Y su estómago lo echó todo, como si en efecto hubiera comido una tajada del sujeto quemado frente a él.

Gerson era una persona humilde, fiel creyente de Dios, de la salvación y del infierno, y matar era tan malo como fornicar o violar. «¡Tan malo como el canibalismo! ―su mente lo traicionaba― Pero yo no comí, ni probé, solo pensé… ¿No has oído que el pecado empieza con los ojos y la mente?»

Cuando terminó de echar las tripas miró a su alrededor, aterrado. Aterrado de que se enterraran de que había encontrado agradable el olor a carne humana, y aterrado de que el culpable de la incineración de aquel pobre estuviera por allí, esperando a una nueva víctima. A su mente vino el chico que sacaban del carro rojo, su cabeza ladeada, floja, sin vida. De pronto esa cabeza muerta era la de él.
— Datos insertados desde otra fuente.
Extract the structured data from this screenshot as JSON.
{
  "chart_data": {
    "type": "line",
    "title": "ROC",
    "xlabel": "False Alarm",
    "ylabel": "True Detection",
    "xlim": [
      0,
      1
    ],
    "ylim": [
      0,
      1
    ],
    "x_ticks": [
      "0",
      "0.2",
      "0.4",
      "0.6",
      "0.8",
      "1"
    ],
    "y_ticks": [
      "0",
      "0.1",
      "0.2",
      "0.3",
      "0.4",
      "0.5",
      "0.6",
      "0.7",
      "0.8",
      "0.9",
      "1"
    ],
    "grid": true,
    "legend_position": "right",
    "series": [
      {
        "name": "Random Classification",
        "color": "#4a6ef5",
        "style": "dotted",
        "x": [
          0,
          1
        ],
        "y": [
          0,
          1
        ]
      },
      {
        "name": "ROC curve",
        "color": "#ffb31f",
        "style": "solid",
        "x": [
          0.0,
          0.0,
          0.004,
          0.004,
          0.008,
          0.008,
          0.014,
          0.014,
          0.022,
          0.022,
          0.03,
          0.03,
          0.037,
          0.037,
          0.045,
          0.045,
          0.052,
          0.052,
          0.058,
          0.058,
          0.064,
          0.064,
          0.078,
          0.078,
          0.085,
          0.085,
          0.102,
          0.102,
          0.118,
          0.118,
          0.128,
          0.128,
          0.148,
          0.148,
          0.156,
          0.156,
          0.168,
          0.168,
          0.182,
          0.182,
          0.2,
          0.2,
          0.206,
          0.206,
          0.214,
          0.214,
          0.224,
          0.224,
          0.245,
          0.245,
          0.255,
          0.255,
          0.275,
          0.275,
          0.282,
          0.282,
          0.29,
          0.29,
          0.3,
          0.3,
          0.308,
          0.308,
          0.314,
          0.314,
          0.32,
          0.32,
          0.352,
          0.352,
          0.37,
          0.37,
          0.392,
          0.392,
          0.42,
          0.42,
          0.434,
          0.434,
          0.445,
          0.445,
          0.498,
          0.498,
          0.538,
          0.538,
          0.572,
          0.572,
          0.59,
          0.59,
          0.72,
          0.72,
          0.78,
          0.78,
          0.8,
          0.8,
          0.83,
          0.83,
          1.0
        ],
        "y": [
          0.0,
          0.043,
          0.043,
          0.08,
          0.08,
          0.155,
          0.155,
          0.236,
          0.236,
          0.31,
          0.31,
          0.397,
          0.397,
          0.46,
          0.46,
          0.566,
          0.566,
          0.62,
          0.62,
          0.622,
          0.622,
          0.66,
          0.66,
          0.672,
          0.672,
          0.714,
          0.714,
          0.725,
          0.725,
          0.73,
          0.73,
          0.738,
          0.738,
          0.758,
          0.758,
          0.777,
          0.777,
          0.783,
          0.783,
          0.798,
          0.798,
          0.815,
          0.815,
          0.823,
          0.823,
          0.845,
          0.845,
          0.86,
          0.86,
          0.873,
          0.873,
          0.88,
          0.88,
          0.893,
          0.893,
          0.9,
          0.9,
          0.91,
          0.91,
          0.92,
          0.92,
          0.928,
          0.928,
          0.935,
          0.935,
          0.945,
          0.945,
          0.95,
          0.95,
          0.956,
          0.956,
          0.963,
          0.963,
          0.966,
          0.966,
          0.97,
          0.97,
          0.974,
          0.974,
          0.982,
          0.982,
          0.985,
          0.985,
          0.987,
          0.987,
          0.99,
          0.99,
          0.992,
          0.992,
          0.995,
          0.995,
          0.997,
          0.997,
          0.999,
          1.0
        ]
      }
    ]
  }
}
Estaba resultando una mañana de lo más aterradora. Se dio la vuelta para salir del círculo negro. Debajo de todo había una vara que no había terminado de arder del todo, le dio un puntapié sin querer y el otro extremo movió el bulto de lo que había sido un hombre. Todo se desintegró, el bulto perdió forma, convirtiéndose en ceniza. Solo quedaron a la vista unos huesos negros. El esqueleto de la cabeza miraba hacia arriba. Gerson tuvo la sensación de que lo miraba a él, de que lo acusaba por haber pensado que olía apetitoso.